On November 14, 2025, the Company entered into a privately negotiated exchange agreement (the “Exchange Agreement”) with certain holders (the “Exchanging Holders”) of its outstanding 2028 Convertible Notes. Pursuant to the Exchange Agreement, the Company exchanged $328.6 million of aggregate capitalized principal amount of the 2028 Convertible Notes as more fully described in Note 6, Debt in Part II, Item 8 in the notes to the Company’s consolidated financial statements as set forth in the Annual Report on Form 10-K (the “Exchange Transaction”). As of January 31, 2026, an aggregate of $11.3 million of capitalized principal amount of the 2028 Convertible Notes remains outstanding.
Registration Rights
Exchanging Holder Registration Rights
In connection with the Exchange Agreement, ChargePoint and the Exchanging Holders entered into a Registration Rights Agreement (the “Registration Rights Agreement”) to register for resale the shares of Common Stock underlying the 2025 Warrants and shares of Common Stock issuable as Interest Shares under our 2025 Credit Agreement (collectively, the “Registrable Securities”).

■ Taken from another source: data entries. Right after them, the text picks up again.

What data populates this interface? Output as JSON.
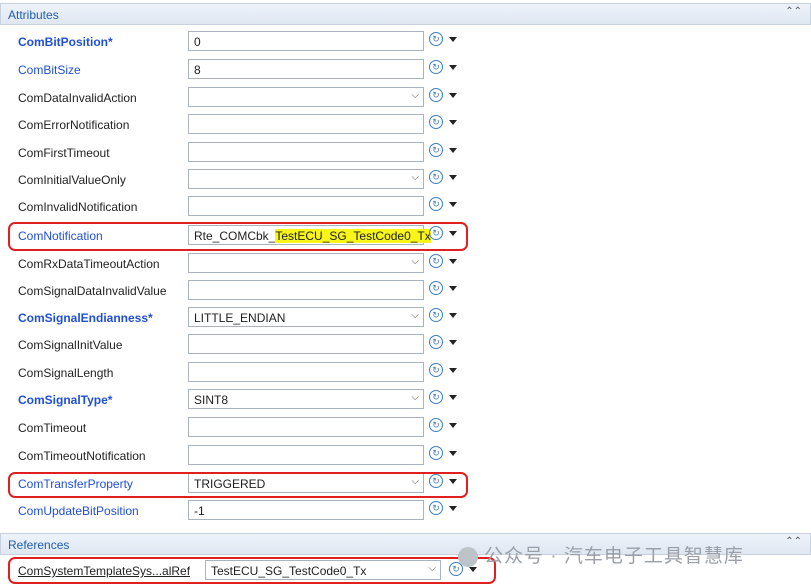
{
  "attributes": {
    "title": "Attributes",
    "rows": [
      {
        "label": "ComBitPosition*",
        "value": "0",
        "kind": "text",
        "blue": true,
        "bold": true
      },
      {
        "label": "ComBitSize",
        "value": "8",
        "kind": "text",
        "blue": true,
        "bold": false
      },
      {
        "label": "ComDataInvalidAction",
        "value": "",
        "kind": "select",
        "blue": false,
        "bold": false
      },
      {
        "label": "ComErrorNotification",
        "value": "",
        "kind": "text",
        "blue": false,
        "bold": false
      },
      {
        "label": "ComFirstTimeout",
        "value": "",
        "kind": "text",
        "blue": false,
        "bold": false
      },
      {
        "label": "ComInitialValueOnly",
        "value": "",
        "kind": "select",
        "blue": false,
        "bold": false
      },
      {
        "label": "ComInvalidNotification",
        "value": "",
        "kind": "text",
        "blue": false,
        "bold": false
      },
      {
        "label": "ComNotification",
        "value_prefix": "Rte_COMCbk_",
        "value_highlight": "TestECU_SG_TestCode0_Tx",
        "kind": "text",
        "blue": true,
        "bold": false
      },
      {
        "label": "ComRxDataTimeoutAction",
        "value": "",
        "kind": "select",
        "blue": false,
        "bold": false
      },
      {
        "label": "ComSignalDataInvalidValue",
        "value": "",
        "kind": "text",
        "blue": false,
        "bold": false
      },
      {
        "label": "ComSignalEndianness*",
        "value": "LITTLE_ENDIAN",
        "kind": "select",
        "blue": true,
        "bold": true
      },
      {
        "label": "ComSignalInitValue",
        "value": "",
        "kind": "text",
        "blue": false,
        "bold": false
      },
      {
        "label": "ComSignalLength",
        "value": "",
        "kind": "text",
        "blue": false,
        "bold": false
      },
      {
        "label": "ComSignalType*",
        "value": "SINT8",
        "kind": "select",
        "blue": true,
        "bold": true
      },
      {
        "label": "ComTimeout",
        "value": "",
        "kind": "text",
        "blue": false,
        "bold": false
      },
      {
        "label": "ComTimeoutNotification",
        "value": "",
        "kind": "text",
        "blue": false,
        "bold": false
      },
      {
        "label": "ComTransferProperty",
        "value": "TRIGGERED",
        "kind": "select",
        "blue": true,
        "bold": false
      },
      {
        "label": "ComUpdateBitPosition",
        "value": "-1",
        "kind": "text",
        "blue": true,
        "bold": false
      }
    ]
  },
  "references": {
    "title": "References",
    "rows": [
      {
        "label": "ComSystemTemplateSys...alRef",
        "value": "TestECU_SG_TestCode0_Tx",
        "kind": "select"
      }
    ]
  },
  "watermark": "公众号 · 汽车电子工具智慧库",
  "icons": {
    "collapse": "double-chevron-up-icon",
    "reset": "reset-circle-icon",
    "menu": "dropdown-triangle-icon"
  },
  "colors": {
    "highlight_box": "#e02020",
    "link_blue": "#1f4fd6",
    "text_highlight": "#f7f51a"
  }
}
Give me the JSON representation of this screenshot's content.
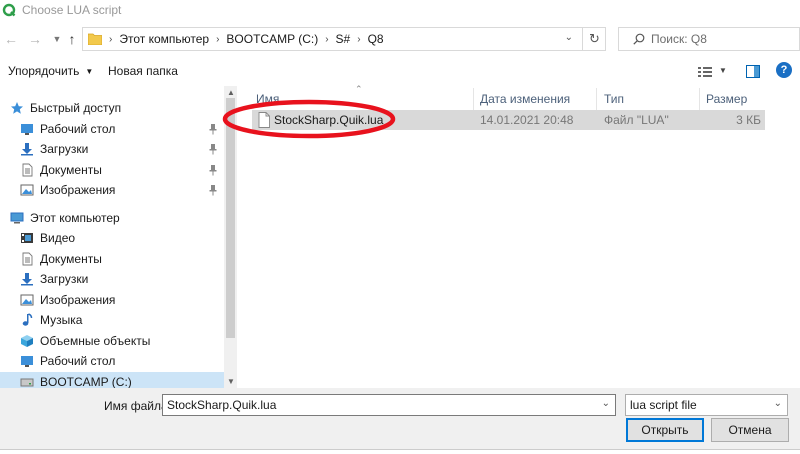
{
  "window": {
    "title": "Choose LUA script"
  },
  "address": {
    "crumbs": [
      "Этот компьютер",
      "BOOTCAMP (C:)",
      "S#",
      "Q8"
    ]
  },
  "search": {
    "placeholder": "Поиск: Q8"
  },
  "toolbar": {
    "organize": "Упорядочить",
    "new_folder": "Новая папка"
  },
  "sidebar": {
    "quick_access": "Быстрый доступ",
    "quick_items": [
      "Рабочий стол",
      "Загрузки",
      "Документы",
      "Изображения"
    ],
    "this_pc": "Этот компьютер",
    "pc_items": [
      "Видео",
      "Документы",
      "Загрузки",
      "Изображения",
      "Музыка",
      "Объемные объекты",
      "Рабочий стол",
      "BOOTCAMP (C:)"
    ]
  },
  "columns": {
    "name": "Имя",
    "date": "Дата изменения",
    "type": "Тип",
    "size": "Размер"
  },
  "files": [
    {
      "name": "StockSharp.Quik.lua",
      "date": "14.01.2021 20:48",
      "type": "Файл \"LUA\"",
      "size": "3 КБ"
    }
  ],
  "footer": {
    "file_name_label": "Имя файла:",
    "file_name_value": "StockSharp.Quik.lua",
    "file_type": "lua script file",
    "open_button": "Открыть",
    "cancel_button": "Отмена"
  },
  "colors": {
    "accent": "#0078d7",
    "selection": "#cce4f7",
    "annotation": "#e8121d"
  }
}
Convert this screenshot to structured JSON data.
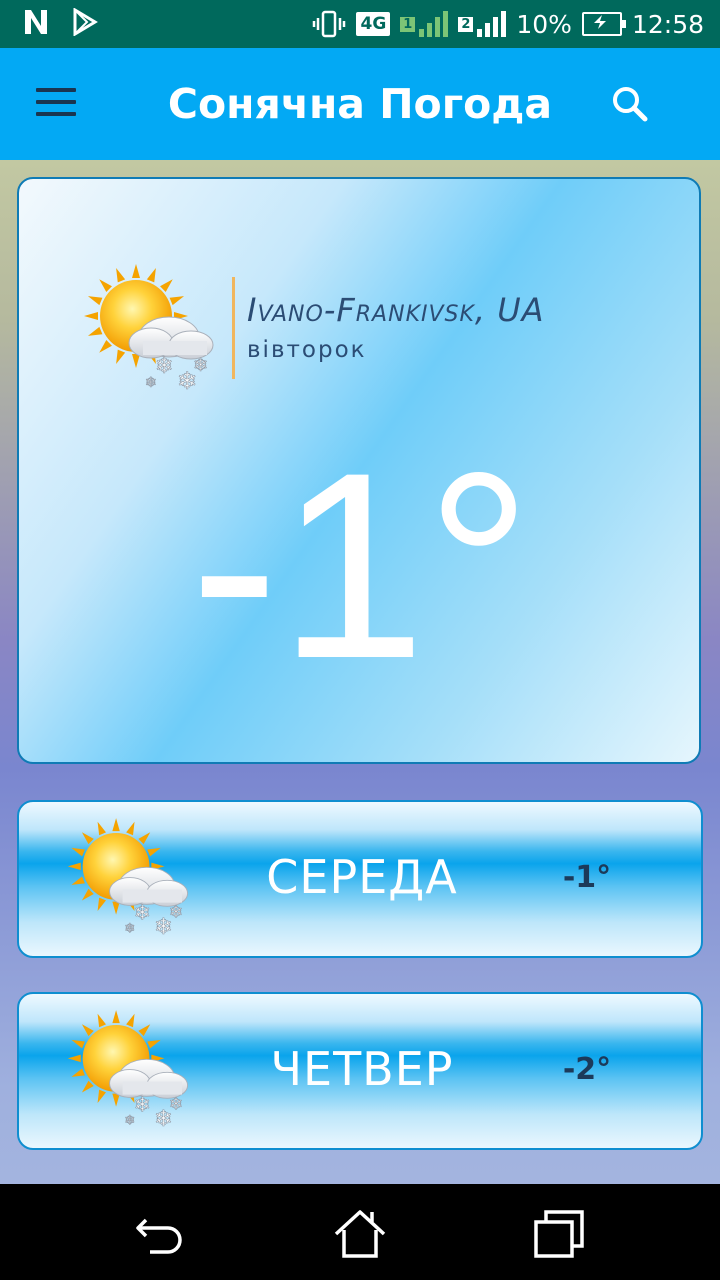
{
  "status_bar": {
    "time": "12:58",
    "battery": "10%",
    "network": "4G",
    "sim1": "1",
    "sim2": "2",
    "icons": [
      "n-notification-icon",
      "play-store-icon",
      "vibrate-icon",
      "signal-icon",
      "battery-charging-icon"
    ]
  },
  "app_bar": {
    "title": "Сонячна Погода",
    "menu_icon": "hamburger-menu-icon",
    "search_icon": "search-icon",
    "color": "#03a9f4"
  },
  "current": {
    "city": "Ivano-Frankivsk, UA",
    "weekday": "вівторок",
    "temperature": "-1°",
    "icon": "partly-cloudy-snow-icon"
  },
  "forecast": [
    {
      "day": "СЕРЕДА",
      "temp": "-1°",
      "icon": "partly-cloudy-snow-icon"
    },
    {
      "day": "ЧЕТВЕР",
      "temp": "-2°",
      "icon": "partly-cloudy-snow-icon"
    }
  ],
  "nav_bar": {
    "icons": [
      "back-icon",
      "home-icon",
      "recents-icon"
    ]
  }
}
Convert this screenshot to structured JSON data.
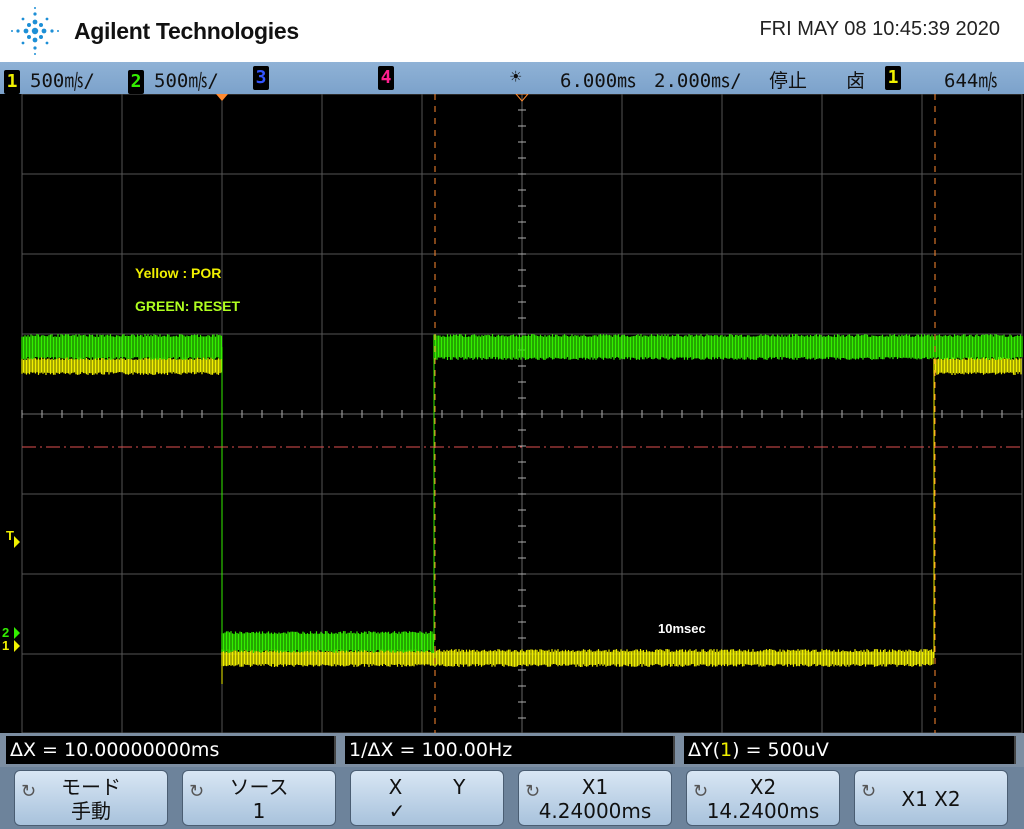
{
  "header": {
    "brand": "Agilent Technologies",
    "datetime": "FRI MAY 08 10:45:39 2020"
  },
  "status": {
    "ch1_num": "1",
    "ch1_scale": "500㎧/",
    "ch2_num": "2",
    "ch2_scale": "500㎧/",
    "ch3_num": "3",
    "ch4_num": "4",
    "trig_icon": "☀",
    "time_delay": "6.000㎳",
    "time_scale": "2.000㎳/",
    "run_state": "停止",
    "trig_edge": "⻧",
    "trig_src": "1",
    "trig_level": "644㎧"
  },
  "screen": {
    "annot_yellow": "Yellow : POR",
    "annot_green": "GREEN: RESET",
    "annot_time": "10msec",
    "marker_t": "T",
    "marker_2": "2",
    "marker_1": "1"
  },
  "measurements": {
    "dx": "ΔX = 10.00000000ms",
    "inv_dx": "1/ΔX = 100.00Hz",
    "dy_prefix": "ΔY(",
    "dy_ch": "1",
    "dy_suffix": ") = 500uV"
  },
  "softkeys": [
    {
      "l1": "モード",
      "l2": "手動"
    },
    {
      "l1": "ソース",
      "l2": "1"
    },
    {
      "l1": "X        Y",
      "l2": "✓"
    },
    {
      "l1": "X1",
      "l2": "4.24000ms"
    },
    {
      "l1": "X2",
      "l2": "14.2400ms"
    },
    {
      "l1": "X1 X2",
      "l2": ""
    }
  ],
  "colors": {
    "ch1": "#f0f000",
    "ch2": "#33ee00",
    "ch3": "#3355ff",
    "ch4": "#ff1f8f",
    "grid": "#b0b0b0",
    "cursor": "#ff8a30",
    "background": "#000000"
  }
}
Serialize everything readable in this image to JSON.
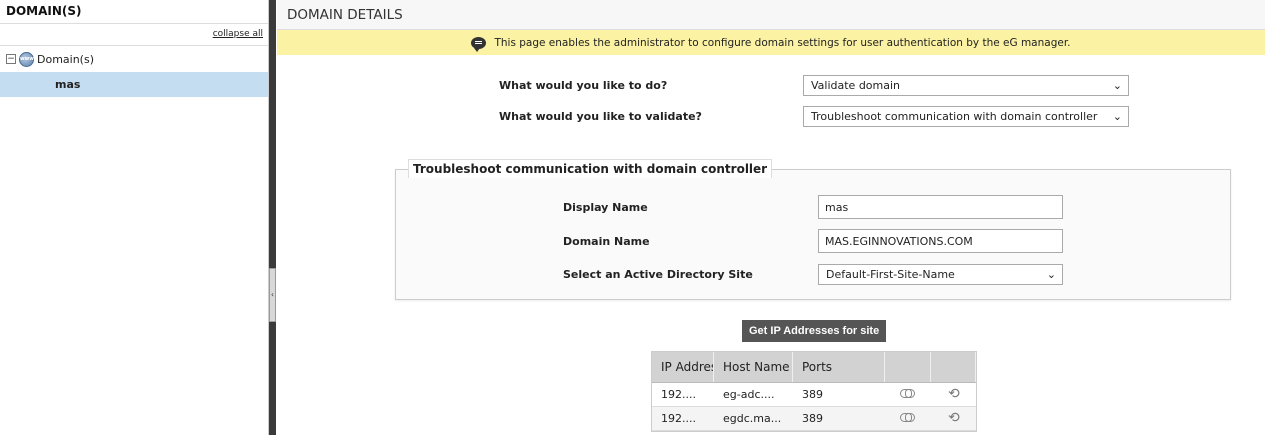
{
  "sidebar": {
    "title": "DOMAIN(S)",
    "collapse_all": "collapse all",
    "root_label": "Domain(s)",
    "root_toggle": "−",
    "children": [
      {
        "label": "mas",
        "selected": true
      }
    ]
  },
  "splitter": {
    "handle_glyph": "‹"
  },
  "main": {
    "title": "DOMAIN DETAILS",
    "info": "This page enables the administrator to configure domain settings for user authentication by the eG manager.",
    "action_label": "What would you like to do?",
    "action_value": "Validate domain",
    "validate_label": "What would you like to validate?",
    "validate_value": "Troubleshoot communication with domain controller"
  },
  "form": {
    "legend": "Troubleshoot communication with domain controller",
    "display_name_label": "Display Name",
    "display_name_value": "mas",
    "domain_name_label": "Domain Name",
    "domain_name_value": "MAS.EGINNOVATIONS.COM",
    "ad_site_label": "Select an Active Directory Site",
    "ad_site_value": "Default-First-Site-Name",
    "get_ip_button": "Get IP Addresses for site"
  },
  "table": {
    "headers": [
      "IP Address",
      "Host Name",
      "Ports",
      "",
      ""
    ],
    "rows": [
      {
        "ip": "192....",
        "host": "eg-adc....",
        "port": "389"
      },
      {
        "ip": "192....",
        "host": "egdc.ma...",
        "port": "389"
      }
    ]
  },
  "icons": {
    "chevron": "chevron-down-icon",
    "globe": "globe-icon",
    "bubble": "speech-bubble-icon",
    "link": "link-icon",
    "refresh": "refresh-icon"
  }
}
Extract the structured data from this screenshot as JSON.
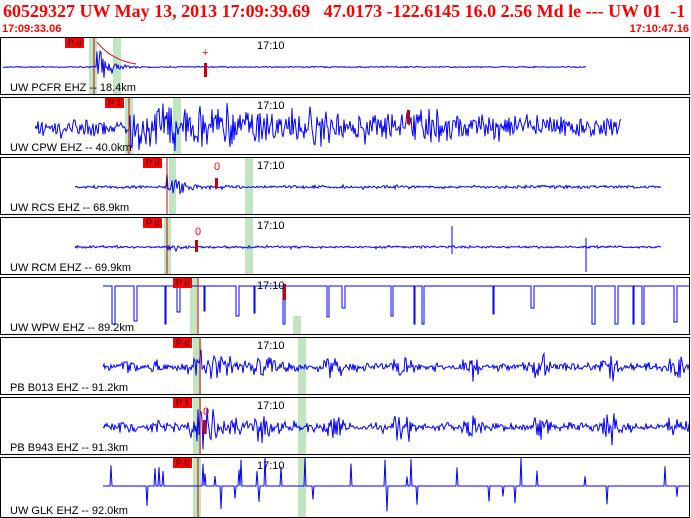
{
  "header": {
    "title": "60529327 UW May 13, 2013 17:09:39.69   47.0173 -122.6145 16.0 2.56 Md le --- UW 01  -1",
    "start_time": "17:09:33.06",
    "end_time": "17:10:47.16",
    "colors": {
      "header_text": "#ff0000",
      "trace": "#0000ff",
      "pick": "#ff0000",
      "window": "#bfe6bf"
    }
  },
  "traces": [
    {
      "label": "UW PCFR EHZ -- 18.4km",
      "tick": "17:10",
      "pick_label": "P d",
      "amp_mark": "+"
    },
    {
      "label": "UW CPW EHZ -- 40.0km",
      "tick": "17:10",
      "pick_label": "P 1",
      "amp_mark": ""
    },
    {
      "label": "UW RCS EHZ -- 68.9km",
      "tick": "17:10",
      "pick_label": "P d",
      "amp_mark": "0"
    },
    {
      "label": "UW RCM EHZ -- 69.9km",
      "tick": "17:10",
      "pick_label": "P d",
      "amp_mark": "0"
    },
    {
      "label": "UW WPW EHZ -- 89.2km",
      "tick": "17:10",
      "pick_label": "P d",
      "amp_mark": ""
    },
    {
      "label": "PB B013 EHZ -- 91.2km",
      "tick": "17:10",
      "pick_label": "P d",
      "amp_mark": ""
    },
    {
      "label": "PB B943 EHZ -- 91.3km",
      "tick": "17:10",
      "pick_label": "P 1",
      "amp_mark": "0"
    },
    {
      "label": "UW GLK EHZ -- 92.0km",
      "tick": "17:10",
      "pick_label": "P 0",
      "amp_mark": ""
    }
  ]
}
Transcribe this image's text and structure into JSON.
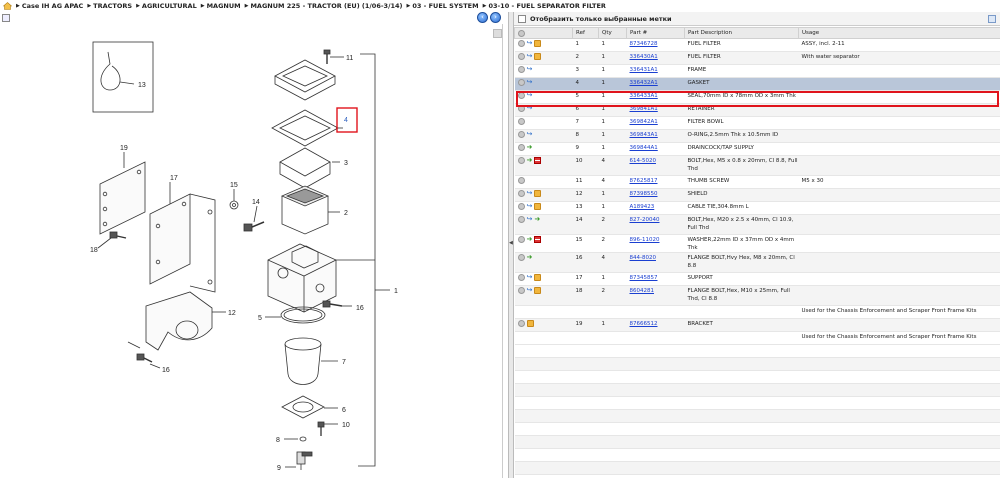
{
  "breadcrumb": [
    "Case IH AG APAC",
    "TRACTORS",
    "AGRICULTURAL",
    "MAGNUM",
    "MAGNUM 225 - TRACTOR (EU) (1/06-3/14)",
    "03 - FUEL SYSTEM",
    "03-10 - FUEL SEPARATOR FILTER"
  ],
  "filter_label": "Отобразить только выбранные метки",
  "columns": [
    "Ref",
    "Qty",
    "Part #",
    "Part Description",
    "Usage"
  ],
  "parts": [
    {
      "icons": [
        "add",
        "link",
        "box"
      ],
      "ref": "1",
      "qty": "1",
      "part": "87346728",
      "desc": "FUEL FILTER",
      "usage": "ASSY, incl. 2-11"
    },
    {
      "icons": [
        "add",
        "link",
        "box"
      ],
      "ref": "2",
      "qty": "1",
      "part": "336430A1",
      "desc": "FUEL FILTER",
      "usage": "With water separator"
    },
    {
      "icons": [
        "add",
        "link"
      ],
      "ref": "3",
      "qty": "1",
      "part": "336431A1",
      "desc": "FRAME",
      "usage": ""
    },
    {
      "icons": [
        "add",
        "link"
      ],
      "ref": "4",
      "qty": "1",
      "part": "336432A1",
      "desc": "GASKET",
      "usage": "",
      "selected": true
    },
    {
      "icons": [
        "add",
        "link"
      ],
      "ref": "5",
      "qty": "1",
      "part": "336433A1",
      "desc": "SEAL,70mm ID x 78mm OD x 3mm Thk",
      "usage": ""
    },
    {
      "icons": [
        "add",
        "link"
      ],
      "ref": "6",
      "qty": "1",
      "part": "369841A1",
      "desc": "RETAINER",
      "usage": ""
    },
    {
      "icons": [
        "add"
      ],
      "ref": "7",
      "qty": "1",
      "part": "369842A1",
      "desc": "FILTER BOWL",
      "usage": ""
    },
    {
      "icons": [
        "add",
        "link"
      ],
      "ref": "8",
      "qty": "1",
      "part": "369843A1",
      "desc": "O-RING,2.5mm Thk x 10.5mm ID",
      "usage": ""
    },
    {
      "icons": [
        "add",
        "replace"
      ],
      "ref": "9",
      "qty": "1",
      "part": "369844A1",
      "desc": "DRAINCOCK/TAP SUPPLY",
      "usage": ""
    },
    {
      "icons": [
        "add",
        "replace",
        "kit"
      ],
      "ref": "10",
      "qty": "4",
      "part": "614-5020",
      "desc": "BOLT,Hex, M5 x 0.8 x 20mm, Cl 8.8, Full Thd",
      "usage": "",
      "tall": true
    },
    {
      "icons": [
        "add"
      ],
      "ref": "11",
      "qty": "4",
      "part": "87625817",
      "desc": "THUMB SCREW",
      "usage": "M5 x 30"
    },
    {
      "icons": [
        "add",
        "link",
        "box"
      ],
      "ref": "12",
      "qty": "1",
      "part": "87398550",
      "desc": "SHIELD",
      "usage": ""
    },
    {
      "icons": [
        "add",
        "link",
        "box"
      ],
      "ref": "13",
      "qty": "1",
      "part": "A189423",
      "desc": "CABLE TIE,304.8mm L",
      "usage": ""
    },
    {
      "icons": [
        "add",
        "link",
        "replace"
      ],
      "ref": "14",
      "qty": "2",
      "part": "827-20040",
      "desc": "BOLT,Hex, M20 x 2.5 x 40mm, Cl 10.9, Full Thd",
      "usage": "",
      "tall": true
    },
    {
      "icons": [
        "add",
        "replace",
        "kit"
      ],
      "ref": "15",
      "qty": "2",
      "part": "896-11020",
      "desc": "WASHER,22mm ID x 37mm OD x 4mm Thk",
      "usage": ""
    },
    {
      "icons": [
        "add",
        "replace"
      ],
      "ref": "16",
      "qty": "4",
      "part": "844-8020",
      "desc": "FLANGE BOLT,Hvy Hex, M8 x 20mm, Cl 8.8",
      "usage": "",
      "tall": true
    },
    {
      "icons": [
        "add",
        "link",
        "box"
      ],
      "ref": "17",
      "qty": "1",
      "part": "87345857",
      "desc": "SUPPORT",
      "usage": ""
    },
    {
      "icons": [
        "add",
        "link",
        "box"
      ],
      "ref": "18",
      "qty": "2",
      "part": "8604281",
      "desc": "FLANGE BOLT,Hex, M10 x 25mm, Full Thd, Cl 8.8",
      "usage": "",
      "tall": true
    },
    {
      "note": "Used for the Chassis Enforcement and Scraper Front Frame Kits"
    },
    {
      "icons": [
        "add",
        "box"
      ],
      "ref": "19",
      "qty": "1",
      "part": "87666512",
      "desc": "BRACKET",
      "usage": ""
    },
    {
      "note": "Used for the Chassis Enforcement and Scraper Front Frame Kits"
    }
  ],
  "filler_rows": 10,
  "diagram": {
    "callouts": [
      "13",
      "11",
      "4",
      "3",
      "2",
      "19",
      "17",
      "15",
      "14",
      "18",
      "1",
      "12",
      "5",
      "16",
      "7",
      "16",
      "6",
      "10",
      "8",
      "9"
    ],
    "highlighted_callout": "4"
  },
  "colors": {
    "highlight": "#e0141c",
    "link": "#1a3fd1",
    "selected_row": "#b9c6d9"
  }
}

The Registration Rights Agreement required ChargePoint to file a registration statement under the Securities Act (the “2025 Registration Statement”) to register for resale the Registrable Securities. ChargePoint is required to use its reasonable best efforts to cause the 2025 Registration Statement to remain continuously effective pursuant to Rule 415 promulgated under the Securities Act and available for the resale of all Registrable Securities covered thereby until the earlier of (i) the date on which the Exchanging Holders shall have resold all the Registrable Securities covered thereby; and (ii) the date on which the Registrable Securities may be resold by the Exchanging Holders without registration and without regard to any volume or manner-of-sale limitations by reason of Rule 144 under the Securities Act, without the requirement for ChargePoint to be in compliance with the current public information requirement under Rule 144 under the Securities Act or any other rule of similar effect.
Holders of 2028 Convertible Notes Registration Rights
In connection with our sale in a private placement of the Original Convertible Notes in April 2022, the Company and the holders of the Original Convertible Notes (the “Noteholders”) entered into an Investment Agreement (the “Investment Agreement”) to register for resale the shares of ChargePoint Common Stock underlying the Original Convertible Notes (collectively, the “Convertible Note Shares”).
The Investment Agreement required ChargePoint to use reasonable efforts to file a “shelf” registration statement under the Securities Act (the “Notes Registration Statement”) to register for resale the Convertible Note Shares. ChargePoint is required to use its reasonable efforts to cause the Notes Registration Statement to remain effective, and to be supplemented and amended to the extent necessary to ensure that the Notes Registration Statement is available, for the resale of all Convertible Note Shares until the earliest of (i) the date all of the Convertible Note Shares have been sold pursuant to the Notes Registration Statement, (ii) the date all Convertible Note Shares otherwise cease to be registrable securities, (iii) the date on which, following the maturity date of the 2028 Convertible Notes and subject to certain other conditions, the Convertible Note Shares that remain registrable securities represent less than $25 million by value in the aggregate and (iv) one year after the maturity date of the Notes.
Listing of Securities
Our Common Stock is listed on the NYSE under the symbol “CHPT”.